Everyone is working on getting their nationals out, but we’re being left behind to find our own way out or stay put and be at the mercy of these two men.

To the negotiators and mediators: You put us in this mess and now you’re swooping in to take your kinsfolk (the ones that matter) and leaving us behind to these two brutes.

I decided to log off and spend time with my family because I didn’t know when we’d next all be together again.

Sunday, April 23: When you have no option but to leave

Mobile connectivity and the internet are patchy at best or completely out. The two buses that were supposed to come evacuate us to Port Sudan never showed up. Back to the drawing board of trying to call everyone and anyone who can help to get us out of Khartoum to Port Sudan. By now, we were 29 family members, so we went by priority: elderly, mothers and young kids on the first available bus; families with slightly older children next; and the more mobile, with less responsibility for other people would go last. I was in the third group, along with my brother and cousin, whose house we were staying at.

By some miracle, which I still don’t quite know how it happened, all 29 of us ended up on the same bus to Port Sudan. I had said goodbye to my mother, sister and sister-in-law, telling them I’d see them in Port Sudan, to not worry and that we’d be fine, all of us would be fine. The reason for our panic? The ceasefire was being observed while the evacuation of foreign nationals was happening, so we knew this was the best chance for all of us to get out. Neither the RSF nor the army would risk upsetting the likes of the U.S. or Saudi Arabia.

We spent 26 hours on the road to get to Port Sudan. We traveled through Madani, El Fao, Gadarif, Kassala and finally reached the capital of the eastern region. The roads were not lit, I wouldn’t even call them highways, just something paved that allowed for a somewhat safe journey. Our driver Mohanned was a godsend. Dressed in his white jalabiya, sunglasses and his music blasting, he regaled the young ones with information about every place we passed through. He knew the roads like the back of his hand. He did say he had a penchant for the “Fast and the Furious” films, which in hindsight wasn’t the best choice, but no one was going to disrupt his vibe and mood.

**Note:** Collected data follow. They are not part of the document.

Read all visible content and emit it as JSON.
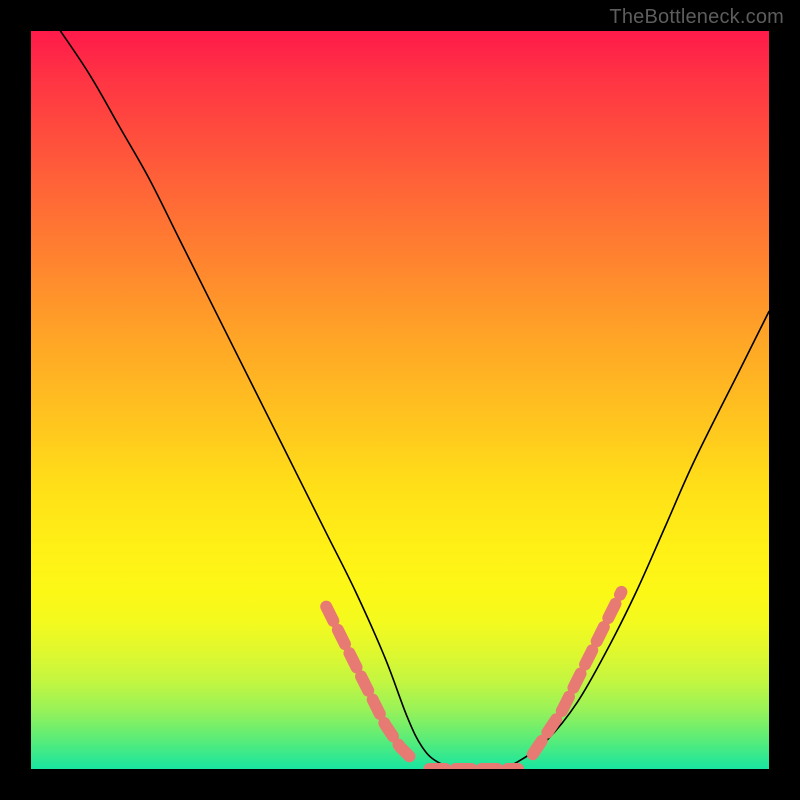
{
  "attribution": "TheBottleneck.com",
  "chart_data": {
    "type": "line",
    "title": "",
    "xlabel": "",
    "ylabel": "",
    "xlim": [
      0,
      100
    ],
    "ylim": [
      0,
      100
    ],
    "series": [
      {
        "name": "curve",
        "x": [
          4,
          8,
          12,
          16,
          20,
          24,
          28,
          32,
          36,
          40,
          44,
          48,
          51,
          53,
          55,
          58,
          60,
          63,
          66,
          70,
          74,
          78,
          82,
          86,
          90,
          96,
          100
        ],
        "y": [
          100,
          94,
          87,
          80,
          72,
          64,
          56,
          48,
          40,
          32,
          24,
          15,
          7,
          3,
          1,
          0,
          0,
          0,
          1,
          4,
          9,
          16,
          24,
          33,
          42,
          54,
          62
        ]
      }
    ],
    "highlight_segments": [
      {
        "x": [
          40,
          42,
          44,
          46,
          48,
          50,
          52
        ],
        "y": [
          22,
          18,
          14,
          10,
          6,
          3,
          1
        ]
      },
      {
        "x": [
          54,
          56,
          58,
          60,
          62,
          64,
          66
        ],
        "y": [
          0,
          0,
          0,
          0,
          0,
          0,
          0
        ]
      },
      {
        "x": [
          68,
          70,
          72,
          74,
          76,
          78,
          80
        ],
        "y": [
          2,
          5,
          8,
          12,
          16,
          20,
          24
        ]
      }
    ],
    "gradient_stops": [
      {
        "offset": 0,
        "color": "#ff1a4a"
      },
      {
        "offset": 50,
        "color": "#ffd020"
      },
      {
        "offset": 80,
        "color": "#f4fa1e"
      },
      {
        "offset": 100,
        "color": "#18e6a0"
      }
    ]
  }
}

When we hit the outskirts of Port Sudan, we all breathed a huge sigh of relief. We were safe. And that’s a feeling none of us will ever take for granted again. We were safe, but so many others still weren’t. Throughout the journey, we kept getting updates on other family, friends and acquaintances who’d opted for other routes, those making their way to the Egyptian border, to other Sudanese towns and cities, those evacuated by their governments (if they were lucky) and even one who left via the Chadian border.

Port Sudan was home for the time being. It’s my mother’s hometown, so at least we still have familial ties.

I miss my house. I miss the welcoming space it provided and we had provided. My friend Asmaa Shalabi reminded me to take down all the art I’d bought over the years, wrap it and store it away. I did. Art by Sudanese who told stories with their paint brushes — these pieces, their vibrancy, the colors, the people, are an ode to our culture and our country. I hope I can return home and find them all intact. Emergency packing doesn’t allow for art. It goes against the nature of fleeing for your life.